As the cast and crew of
Angels and Demons wrap up filming, the
effect of Dan Browns
novel-turned-film The Da Vinci Code, which spawned hordes of tourists, is fresh on many minds in Rome.
Brown’s last book-turned-movie, The Da Vinci Code spawned hordes of tourists, toting well-thumbed novels, traipsing around France, Scotland and elsewhere to unravel its mysteries. Now, Romans are wondering if the film Angels and Demons based on the 2000 predecessor to The Da Vinci Code will do the same for their city.
Some hope so. Patrizia Prestipino, head of Rome’s provincial department of tourism said, “A film like this could relaunch American tourism,” which has dropped by six percent this year from last year (largely because of the weak dollar). The story takes place in some of the most magnificent spots in Rome, including the Pantheon, Piazza Navona and Piazza del Popolo. “For us, it’s like free advertising. I say the more films they produce in Rome, the better,” Prestipino said. Other groups, like the Roman Catholic Church, which sees its authority as being undermined in both Brown best-sellers, have been less receptive.
Requests to film on location in Santa Maria del Popolo and Santa Maria della Vittoria, churches that are homes to paintings by Caravaggio, sculptures by Bernini and a chapel designed by Raphael, were refused. They are also where cardinals are murdered and mutilated in Angels and Demons. “We give authorisations to productions that are compatible with religious sentiment,” said Rev Marco Fibbi, a spokesman for the Rome diocese. “With Dan Brown’s books this problem exists.”
Last week the production moved to the Royal Palace in Caserta, just north of Naples, to shoot Vatican interiors. (The Caserta location has also doubled for intergalactic palaces in two of the ‘Star Wars’ prequels.) “No one ever gets permission to film inside the Vatican,” Father Fibbi explained. “They didn’t even make an exception for the mini-series on the life of Pope John Paul II.”
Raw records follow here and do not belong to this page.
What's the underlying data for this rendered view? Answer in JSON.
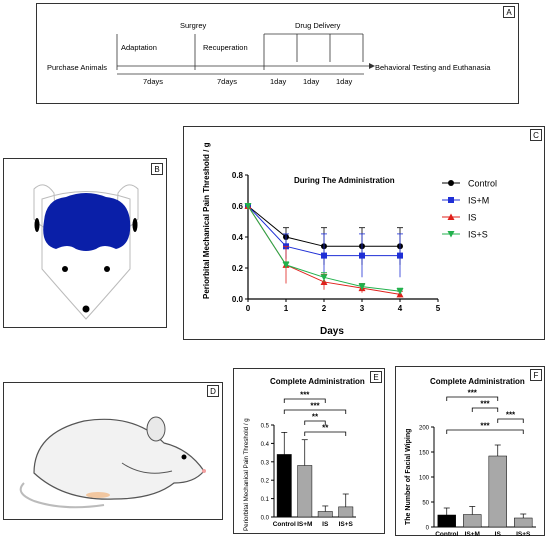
{
  "panelA": {
    "letter": "A",
    "purchase": "Purchase Animals",
    "adaptation": "Adaptation",
    "surgery": "Surgrey",
    "recuperation": "Recuperation",
    "drug_delivery": "Drug Delivery",
    "behavioral": "Behavioral Testing and Euthanasia",
    "durations": [
      "7days",
      "7days",
      "1day",
      "1day",
      "1day"
    ]
  },
  "panelB": {
    "letter": "B",
    "brain_color": "#0a1fa8"
  },
  "panelC": {
    "letter": "C",
    "chart_data": {
      "type": "line",
      "title": "During The Administration",
      "xlabel": "Days",
      "ylabel": "Periorbital Mechanical Pain Threshold / g",
      "x": [
        0,
        1,
        2,
        3,
        4
      ],
      "xlim": [
        0,
        5
      ],
      "ylim": [
        0,
        0.8
      ],
      "xticks": [
        "0",
        "1",
        "2",
        "3",
        "4",
        "5"
      ],
      "yticks": [
        "0.0",
        "0.2",
        "0.4",
        "0.6",
        "0.8"
      ],
      "legend_position": "right",
      "series": [
        {
          "name": "Control",
          "color": "#000000",
          "marker": "circle",
          "values": [
            0.6,
            0.4,
            0.34,
            0.34,
            0.34
          ],
          "err": [
            0,
            0.06,
            0.12,
            0.12,
            0.12
          ]
        },
        {
          "name": "IS+M",
          "color": "#1f2fd6",
          "marker": "square",
          "values": [
            0.6,
            0.34,
            0.28,
            0.28,
            0.28
          ],
          "err": [
            0,
            0.08,
            0.14,
            0.14,
            0.14
          ]
        },
        {
          "name": "IS",
          "color": "#e0201b",
          "marker": "triangle",
          "values": [
            0.6,
            0.22,
            0.11,
            0.07,
            0.03
          ],
          "err": [
            0,
            0.12,
            0.05,
            0.03,
            0.02
          ]
        },
        {
          "name": "IS+S",
          "color": "#22b14c",
          "marker": "triangle-down",
          "values": [
            0.6,
            0.22,
            0.14,
            0.08,
            0.05
          ],
          "err": [
            0,
            0.02,
            0.03,
            0.02,
            0.02
          ]
        }
      ]
    }
  },
  "panelD": {
    "letter": "D"
  },
  "panelE": {
    "letter": "E",
    "chart_data": {
      "type": "bar",
      "title": "Complete Administration",
      "ylabel": "Periorbital Mechanical Pain Threshold / g",
      "categories": [
        "Control",
        "IS+M",
        "IS",
        "IS+S"
      ],
      "values": [
        0.34,
        0.28,
        0.03,
        0.055
      ],
      "err": [
        0.12,
        0.14,
        0.03,
        0.07
      ],
      "colors": [
        "#000000",
        "#a8a8a8",
        "#a8a8a8",
        "#a8a8a8"
      ],
      "ylim": [
        0,
        0.5
      ],
      "yticks": [
        "0.0",
        "0.1",
        "0.2",
        "0.3",
        "0.4",
        "0.5"
      ],
      "significance": [
        "***",
        "***",
        "**",
        "**"
      ]
    }
  },
  "panelF": {
    "letter": "F",
    "chart_data": {
      "type": "bar",
      "title": "Complete Administration",
      "ylabel": "The Number of Facial Wiping",
      "categories": [
        "Control",
        "IS+M",
        "IS",
        "IS+S"
      ],
      "values": [
        24,
        25,
        142,
        18
      ],
      "err": [
        14,
        16,
        22,
        8
      ],
      "colors": [
        "#000000",
        "#a8a8a8",
        "#a8a8a8",
        "#a8a8a8"
      ],
      "ylim": [
        0,
        200
      ],
      "yticks": [
        "0",
        "50",
        "100",
        "150",
        "200"
      ],
      "significance": [
        "***",
        "***",
        "***",
        "***"
      ]
    }
  }
}
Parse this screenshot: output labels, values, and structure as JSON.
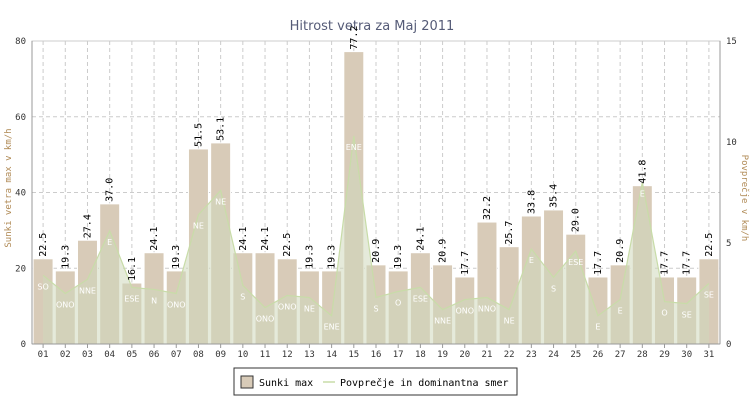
{
  "chart_data": {
    "type": "bar",
    "title": "Hitrost vetra za Maj 2011",
    "ylabel_left": "Sunki vetra max v km/h",
    "ylabel_right": "Povprečje v km/h",
    "ylim_left": [
      0,
      80
    ],
    "ylim_right": [
      0,
      15
    ],
    "yticks_left": [
      0,
      20,
      40,
      60,
      80
    ],
    "yticks_right": [
      0,
      5,
      10,
      15
    ],
    "grid": true,
    "legend_position": "bottom",
    "categories": [
      "01",
      "02",
      "03",
      "04",
      "05",
      "06",
      "07",
      "08",
      "09",
      "10",
      "11",
      "12",
      "13",
      "14",
      "15",
      "16",
      "17",
      "18",
      "19",
      "20",
      "21",
      "22",
      "23",
      "24",
      "25",
      "26",
      "27",
      "28",
      "29",
      "30",
      "31"
    ],
    "series": [
      {
        "name": "Sunki max",
        "type": "bar",
        "axis": "left",
        "values": [
          22.5,
          19.3,
          27.4,
          37.0,
          16.1,
          24.1,
          19.3,
          51.5,
          53.1,
          24.1,
          24.1,
          22.5,
          19.3,
          19.3,
          77.2,
          20.9,
          19.3,
          24.1,
          20.9,
          17.7,
          32.2,
          25.7,
          33.8,
          35.4,
          29.0,
          17.7,
          20.9,
          41.8,
          17.7,
          17.7,
          22.5
        ],
        "labels": [
          "22.5",
          "19.3",
          "27.4",
          "37.0",
          "16.1",
          "24.1",
          "19.3",
          "51.5",
          "53.1",
          "24.1",
          "24.1",
          "22.5",
          "19.3",
          "19.3",
          "77.2",
          "20.9",
          "19.3",
          "24.1",
          "20.9",
          "17.7",
          "32.2",
          "25.7",
          "33.8",
          "35.4",
          "29.0",
          "17.7",
          "20.9",
          "41.8",
          "17.7",
          "17.7",
          "22.5"
        ]
      },
      {
        "name": "Povprečje in dominantna smer",
        "type": "area",
        "axis": "right",
        "values": [
          3.4,
          2.5,
          3.2,
          5.6,
          2.8,
          2.7,
          2.5,
          6.4,
          7.6,
          2.9,
          1.8,
          2.4,
          2.3,
          1.4,
          10.3,
          2.3,
          2.6,
          2.8,
          1.7,
          2.2,
          2.3,
          1.7,
          4.7,
          3.3,
          4.6,
          1.4,
          2.2,
          8.0,
          2.1,
          2.0,
          3.0
        ],
        "directions": [
          "SO",
          "ONO",
          "NNE",
          "E",
          "ESE",
          "N",
          "ONO",
          "NE",
          "NE",
          "S",
          "ONO",
          "ONO",
          "NE",
          "ENE",
          "ENE",
          "S",
          "O",
          "ESE",
          "NNE",
          "ONO",
          "NNO",
          "NE",
          "E",
          "S",
          "ESE",
          "E",
          "E",
          "E",
          "O",
          "SE",
          "SE"
        ]
      }
    ],
    "colors": {
      "bar_fill": "#d8cbb8",
      "bar_stroke": "#ffffff",
      "area_fill": "#d0d8bc",
      "area_line": "#c8dca8",
      "grid": "#cccccc",
      "axis": "#999999"
    }
  }
}
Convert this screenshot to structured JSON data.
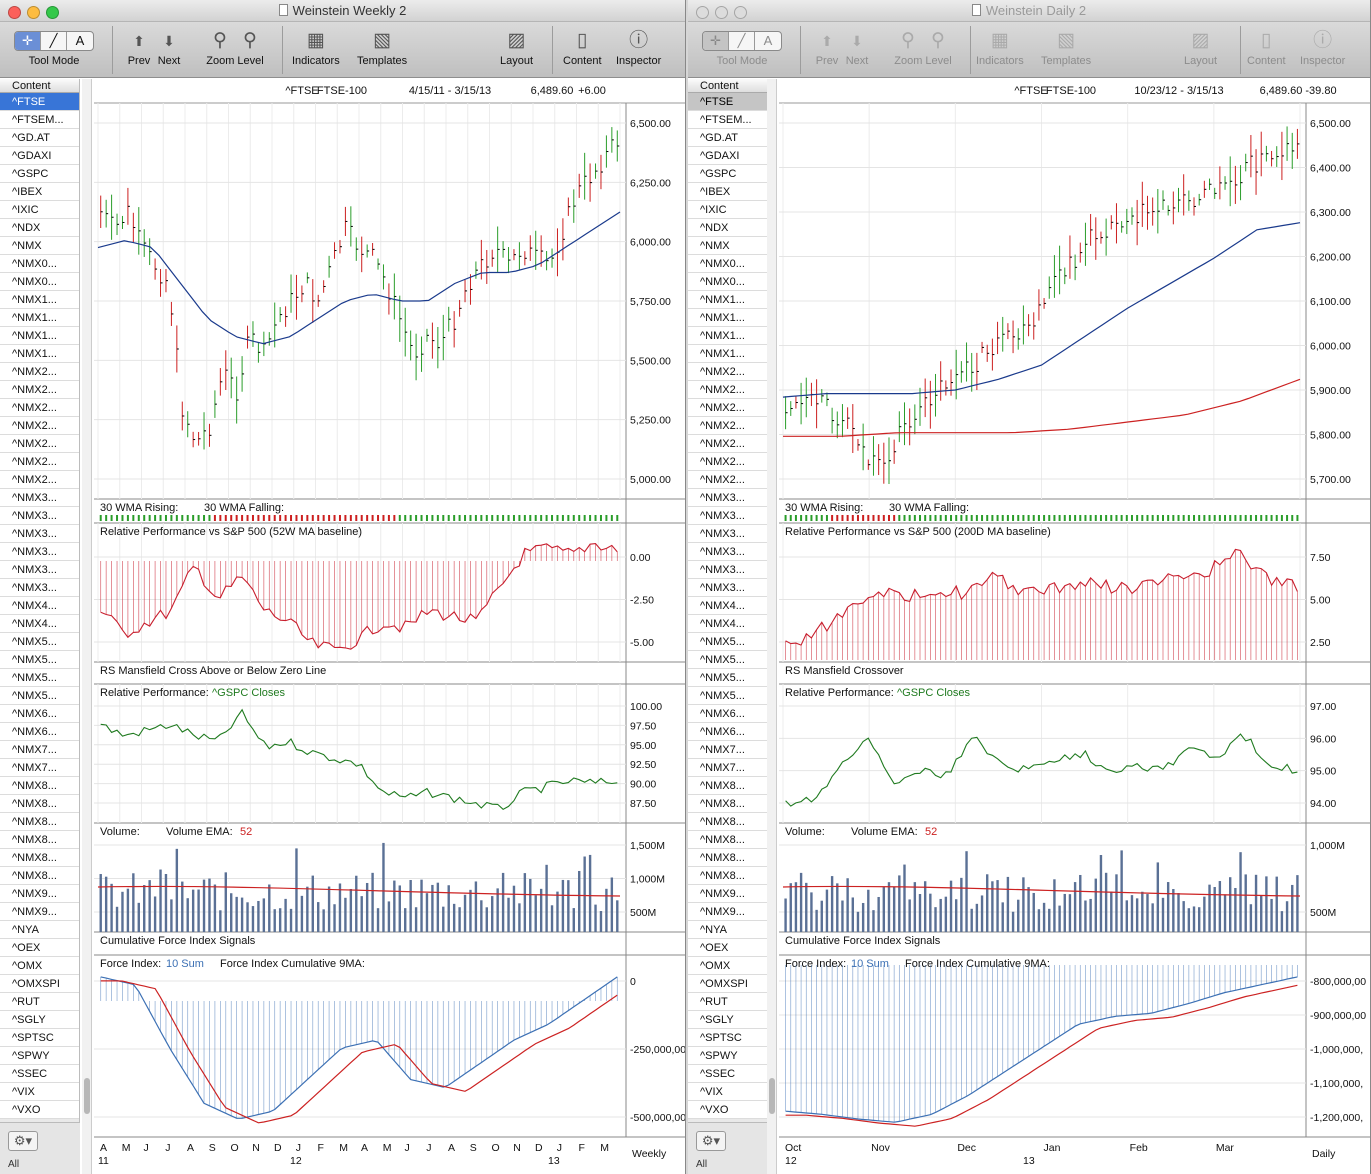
{
  "colors": {
    "accent": "#3875d7",
    "ma_blue": "#1a3a8c",
    "ma_red": "#cc2222",
    "bar_up": "#2a9d2a",
    "bar_down": "#cc1f1f",
    "rel_red": "#c81e2d",
    "rel_green": "#1f7a1f",
    "volume_bar": "#5a7095",
    "force_blue": "#3c70b4",
    "light_red": "#fc605b",
    "light_yellow": "#fdbc40",
    "light_green": "#34c84a"
  },
  "toolbar": {
    "tool_mode": "Tool Mode",
    "prev": "Prev",
    "next": "Next",
    "zoom_level": "Zoom Level",
    "indicators": "Indicators",
    "templates": "Templates",
    "layout": "Layout",
    "content": "Content",
    "inspector": "Inspector",
    "seg_labels": [
      "✛",
      "╱",
      "A"
    ]
  },
  "sidebar": {
    "header": "Content",
    "items": [
      "^FTSE",
      "^FTSEM...",
      "^GD.AT",
      "^GDAXI",
      "^GSPC",
      "^IBEX",
      "^IXIC",
      "^NDX",
      "^NMX",
      "^NMX0...",
      "^NMX0...",
      "^NMX1...",
      "^NMX1...",
      "^NMX1...",
      "^NMX1...",
      "^NMX2...",
      "^NMX2...",
      "^NMX2...",
      "^NMX2...",
      "^NMX2...",
      "^NMX2...",
      "^NMX2...",
      "^NMX3...",
      "^NMX3...",
      "^NMX3...",
      "^NMX3...",
      "^NMX3...",
      "^NMX3...",
      "^NMX4...",
      "^NMX4...",
      "^NMX5...",
      "^NMX5...",
      "^NMX5...",
      "^NMX5...",
      "^NMX6...",
      "^NMX6...",
      "^NMX7...",
      "^NMX7...",
      "^NMX8...",
      "^NMX8...",
      "^NMX8...",
      "^NMX8...",
      "^NMX8...",
      "^NMX8...",
      "^NMX9...",
      "^NMX9...",
      "^NYA",
      "^OEX",
      "^OMX",
      "^OMXSPI",
      "^RUT",
      "^SGLY",
      "^SPTSC",
      "^SPWY",
      "^SSEC",
      "^VIX",
      "^VXO"
    ],
    "all_label": "All",
    "gear": "⚙▾"
  },
  "windows": [
    {
      "title": "Weinstein Weekly 2",
      "active": true,
      "symbol": "^FTSE",
      "name": "FTSE-100",
      "range": "4/15/11 - 3/15/13",
      "last": "6,489.60",
      "change": "+6.00",
      "period": "Weekly",
      "panels": {
        "price": {
          "yticks": [
            "6,500.00",
            "6,250.00",
            "6,000.00",
            "5,750.00",
            "5,500.00",
            "5,250.00",
            "5,000.00"
          ]
        },
        "wma": {
          "rising": "30 WMA Rising:",
          "falling": "30 WMA Falling:"
        },
        "relperf": {
          "title": "Relative Performance vs S&P 500 (52W MA baseline)",
          "yticks": [
            "0.00",
            "-2.50",
            "-5.00"
          ]
        },
        "rs": {
          "title": "RS Mansfield Cross Above or Below Zero Line"
        },
        "gspc": {
          "title": "Relative Performance:",
          "sub": "^GSPC Closes",
          "yticks": [
            "100.00",
            "97.50",
            "95.00",
            "92.50",
            "90.00",
            "87.50"
          ]
        },
        "volume": {
          "title": "Volume:",
          "ema": "Volume EMA:",
          "ema_n": "52",
          "yticks": [
            "1,500M",
            "1,000M",
            "500M"
          ]
        },
        "cfi": {
          "title": "Cumulative Force Index Signals"
        },
        "force": {
          "title": "Force Index:",
          "sum": "10 Sum",
          "cum": "Force Index Cumulative 9MA:",
          "yticks": [
            "0",
            "-250,000,00",
            "-500,000,00"
          ]
        }
      },
      "xaxis": {
        "labels": [
          "A",
          "M",
          "J",
          "J",
          "A",
          "S",
          "O",
          "N",
          "D",
          "J",
          "F",
          "M",
          "A",
          "M",
          "J",
          "J",
          "A",
          "S",
          "O",
          "N",
          "D",
          "J",
          "F",
          "M"
        ],
        "years": [
          "11",
          "12",
          "13"
        ]
      }
    },
    {
      "title": "Weinstein Daily 2",
      "active": false,
      "symbol": "^FTSE",
      "name": "FTSE-100",
      "range": "10/23/12 - 3/15/13",
      "last": "6,489.60",
      "change": "-39.80",
      "period": "Daily",
      "panels": {
        "price": {
          "yticks": [
            "6,500.00",
            "6,400.00",
            "6,300.00",
            "6,200.00",
            "6,100.00",
            "6,000.00",
            "5,900.00",
            "5,800.00",
            "5,700.00"
          ]
        },
        "wma": {
          "rising": "30 WMA Rising:",
          "falling": "30 WMA Falling:"
        },
        "relperf": {
          "title": "Relative Performance vs S&P 500 (200D MA baseline)",
          "yticks": [
            "7.50",
            "5.00",
            "2.50"
          ]
        },
        "rs": {
          "title": "RS Mansfield Crossover"
        },
        "gspc": {
          "title": "Relative Performance:",
          "sub": "^GSPC Closes",
          "yticks": [
            "97.00",
            "96.00",
            "95.00",
            "94.00"
          ]
        },
        "volume": {
          "title": "Volume:",
          "ema": "Volume EMA:",
          "ema_n": "52",
          "yticks": [
            "1,000M",
            "500M"
          ]
        },
        "cfi": {
          "title": "Cumulative Force Index Signals"
        },
        "force": {
          "title": "Force Index:",
          "sum": "10 Sum",
          "cum": "Force Index Cumulative 9MA:",
          "yticks": [
            "-800,000,00",
            "-900,000,00",
            "-1,000,000,",
            "-1,100,000,",
            "-1,200,000,"
          ]
        }
      },
      "xaxis": {
        "labels": [
          "Oct",
          "Nov",
          "Dec",
          "Jan",
          "Feb",
          "Mar"
        ],
        "years": [
          "12",
          "13"
        ]
      }
    }
  ]
}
Like The Da Vinci Code, Angels and Demons stars Hanks as Robert Langdon, a Harvard professor of art history and religious symbology. This time he finds himself desperately trying to stop the Illuminati, a secret society hellbent on the destruction of the Vatican. (Antimatter plays a big role in their plot.) Filming began in Rome on June 4, and has been fiercely protected. (Sony Pictures turned down requests for interviews with the production team in Rome.) The production even worked under a fake title to throw autograph-seekers off the scent.
“They billed the film as ‘Obelisk’, but there were so many people milling about the set that it was pretty clear that it wasn’t true,” said Federico Guberti, a Roman paparazzo, who was among many staking out Piazza del Popolo when shooting began. Obelisks, as anyone who has read the book knows, play a starring role in the plot. The release date May 2009, may be nearly a year away, but some entrepreneurs in Rome are already benefiting from the buzz surrounding the making of the movie.
“The hype has started,” said Simone Gozzi, the director of Dark Rome tours. Gozzi said his company operated the only official tour linked to Angels and Demons. He also said that the tour attracts an average of 600 clients a month.
Rome experts say the film could correct some of the book’s errors. “People are saying, ‘Wait a minute, in Angels and Demons Dan Brown says this or that,’ and we give a spiel about veracity and then explain that what risks being damaged is the image of Rome,” said Paul Bennett, the founder of Context Travel, an upscale tour operator that does not do Angels and Demons tours.
Alberto Artioli, the state official responsible for Leonardo’s Last Supper, in the refectory of the Santa Maria delle Grazie church in Milan, has experienced something similar since Brown turned St John into Mary Magdalene in The Da Vinci Code. Before “The Da Vinci Code,” Artioli said, “people would ask us which of the figures is Judas, now people ask which one is the Magdalene. It’s a little discouraging to see that people take the interpretation as truth instead of a game.”
Mistakes and leaps of imagination aside, Prestipino, Rome’s tourism official, said she would like to do something for the film’s 2009 release. But others counter that Rome needs no advertising. The Rev Antonio Truda, the parish priest at Santa Maria del Popolo, marvels that anyone would come to his church just because its Chigi Chapel.
Father Truda may want to speak to Colin Glynn-Percy, the director of the Rosslyn Chapel Trust in Midlothian, Scotland. Before The Da Vinci Code, Rosslyn Chapel averaged 38,000 visitors a year; in 2006, the year the movie was released, 176,000 visitors came. “When people visit Scotland and someone mentions Rosslyn, they’ll think that’s something to do with the Da Vinci Code and come,” Glynn-Percy said. “So the effects are continuing.”